# New curved  Cabinet anyone?!!?



## Nathaniel Whiteside (16 Oct 2013)

Can you imagine a tank on top. Wow.

It's actually for  under a bay window,
But we can dream


----------



## Lindy (16 Oct 2013)

My dad was a cabinet maker/Antique restoration and dealer. I grew up with the smell of shavings and French polish.


----------



## OllieNZ (16 Oct 2013)

I could imagine using it as the frame for a tank


----------



## ale36 (16 Oct 2013)

that would make a nice stand for a curved acrylic tank!


----------



## Nathaniel Whiteside (16 Oct 2013)

There's some work in it! We're only a small family business of me, my Dad and Grandad


----------



## Aron_Dip (16 Oct 2013)

Nice.. reminds me ov my days on the bench.. those curves laminated or cut from solid peace ?

Sent from my HTC Desire C using Tapatalk


----------



## Nathaniel Whiteside (16 Oct 2013)

Aron_Dip said:


> Nice.. reminds me ov my days on the bench.. those curves laminated or cut from solid peace ?
> 
> Sent from my HTC Desire C using Tapatalk



Cheers Aron, 

Solid sections cut on the bandsaw.  Lots of waste. But the customer is fine with the fact it will cost more than a new car after the bow
Windows on the top are made.

You know Lord Barrat, of Barratt homes, well it's for his wife. Beautiful house.


----------



## Aron_Dip (16 Oct 2013)

Nathaniel Whiteside said:


> Cheers Aron,
> 
> Solid sections cut on the bandsaw.  Lots of waste. But the customer is fine with the fact it will cost more than a new car after the bow
> Windows on the top are made.
> ...


Thought it was looking at the grain patterns, we made a lot of what was called love benches back in the day. Looking from the top it was the shape of a 'S' You sit on opposite side.. that was laminated oak or beech. But back too topic lol .... Iv herd of Barrett Homes and I can imagine there home is is beauty.
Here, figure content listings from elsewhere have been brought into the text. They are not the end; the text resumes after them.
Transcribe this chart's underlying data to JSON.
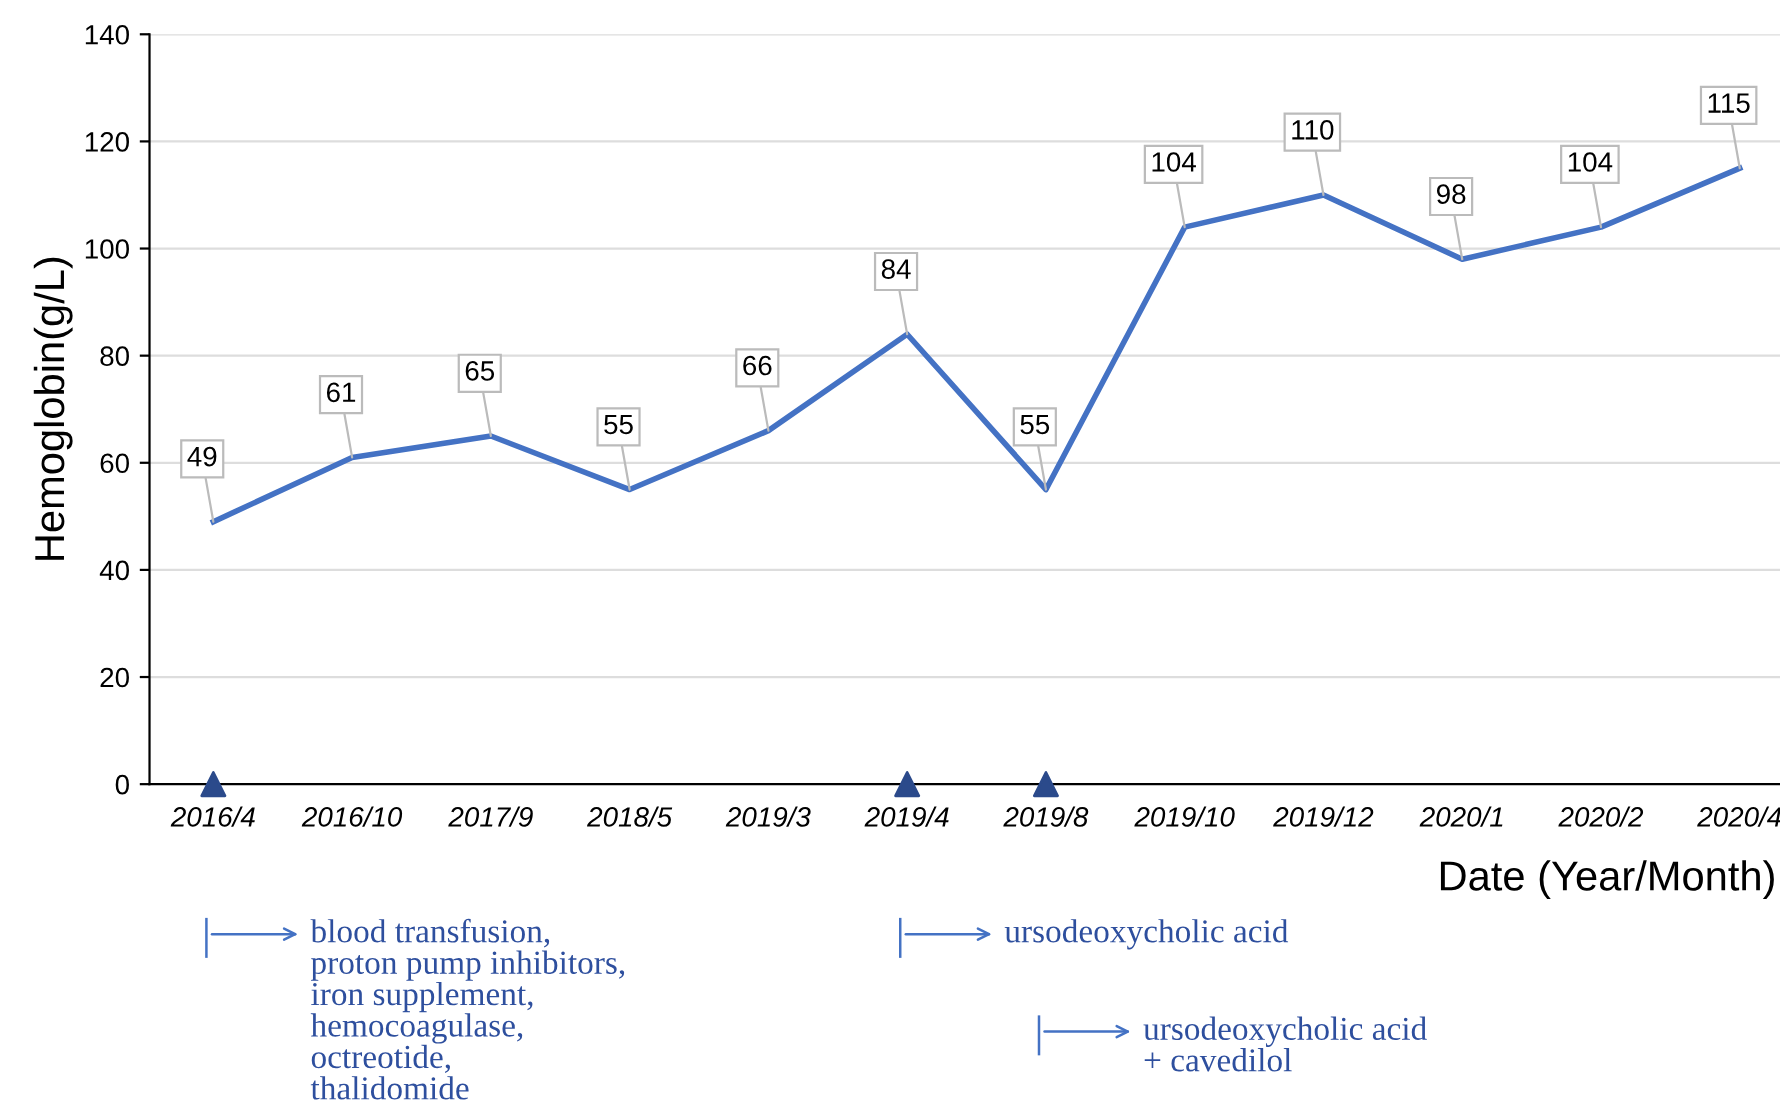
{
  "chart_data": {
    "type": "line",
    "categories": [
      "2016/4",
      "2016/10",
      "2017/9",
      "2018/5",
      "2019/3",
      "2019/4",
      "2019/8",
      "2019/10",
      "2019/12",
      "2020/1",
      "2020/2",
      "2020/4"
    ],
    "series": [
      {
        "color": "#4472c4",
        "values": [
          49,
          61,
          65,
          55,
          66,
          84,
          55,
          104,
          110,
          98,
          104,
          115
        ],
        "data_labels": true,
        "marker": "none"
      },
      {
        "type": "scatter",
        "color": "#2b4a8b",
        "x": [
          "2016/4",
          "2019/4",
          "2019/8"
        ],
        "values": [
          0,
          0,
          0
        ],
        "marker": "triangle"
      }
    ],
    "ylabel": "Hemoglobin(g/L)",
    "xlabel": "Date (Year/Month)",
    "ylim": [
      0,
      140
    ],
    "yticks": [
      0,
      20,
      40,
      60,
      80,
      100,
      120,
      140
    ],
    "grid": "y",
    "legend": false,
    "annotations": [
      "blood transfusion,\nproton pump inhibitors,\niron supplement,\nhemocoagulase,\noctreotide,\nthalidomide",
      "ursodeoxycholic acid",
      "ursodeoxycholic acid\n+ cavedilol"
    ]
  }
}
Sent from my HTC Desire C using Tapatalk


----------



## Nathaniel Whiteside (16 Oct 2013)

Aron_Dip said:


> Thought it was looking at the grain patterns, we made a lot of what was called love benches back in the day. Looking from the top it was the shape of a 'S' You sit on opposite side.. that was laminated oak or beech. But back too topic lol .... Iv herd of Barrett Homes and I can imagine there home is is beauty.
> 
> Sent from my HTC Desire C using Tapatalk



I know the kind mate. Nice one


----------



## kirk (16 Oct 2013)

Hi Nathaniel its Lavly mate , I fell inlove with the floor standing curved tanks at Alton towers in the summer. They really draw you in. So yes a curved tank would look awesome with that standard of workmanship underneath


----------



## dw1305 (17 Oct 2013)

Hi all,
Really nice, I've always preferred curves. My father-in-law became a cabinet-maker (after early retirement), and he made us some fantastic furniture (in light oak) before he had to give -up on grounds of ill health.

cheers Darrel


----------



## Ady34 (17 Oct 2013)

even with those curves it still looks a bit wooden.....



.....bum bum, im here all night!


----------



## Aron_Dip (17 Oct 2013)

Ady34 said:


> even with those curves it still looks a bit wooden.....
> 
> 
> 
> .....bum bum, im here all night!


Boooooooooo! 

Sent from my HTC Desire C using Tapatalk


----------



## Nathaniel Whiteside (17 Oct 2013)

I don't get it lol.


----------



## Aron_Dip (17 Oct 2013)

Nathaniel Whiteside said:


> I don't get it lol.


I'm sure it means something is stiff/straight and its also made of wood .... I think lol 

Sent from my HTC Desire C using Tapatalk


----------



## Nathaniel Whiteside (17 Oct 2013)

Ady34 said:


> even with those curves it still looks a bit wooden.....
> 
> 
> 
> .....bum bum, im here all night!





Aron_Dip said:


> I'm sure it means something is stiff/straight and its also made of wood .... I think lol
> 
> Sent from my HTC Desire C using Tapatalk




You lot have a few years on me, must be one of them old fashioned sayings


----------



## kirk (17 Oct 2013)

Bom bom was it meant to say or have I missed this one too. it's been a long day.


----------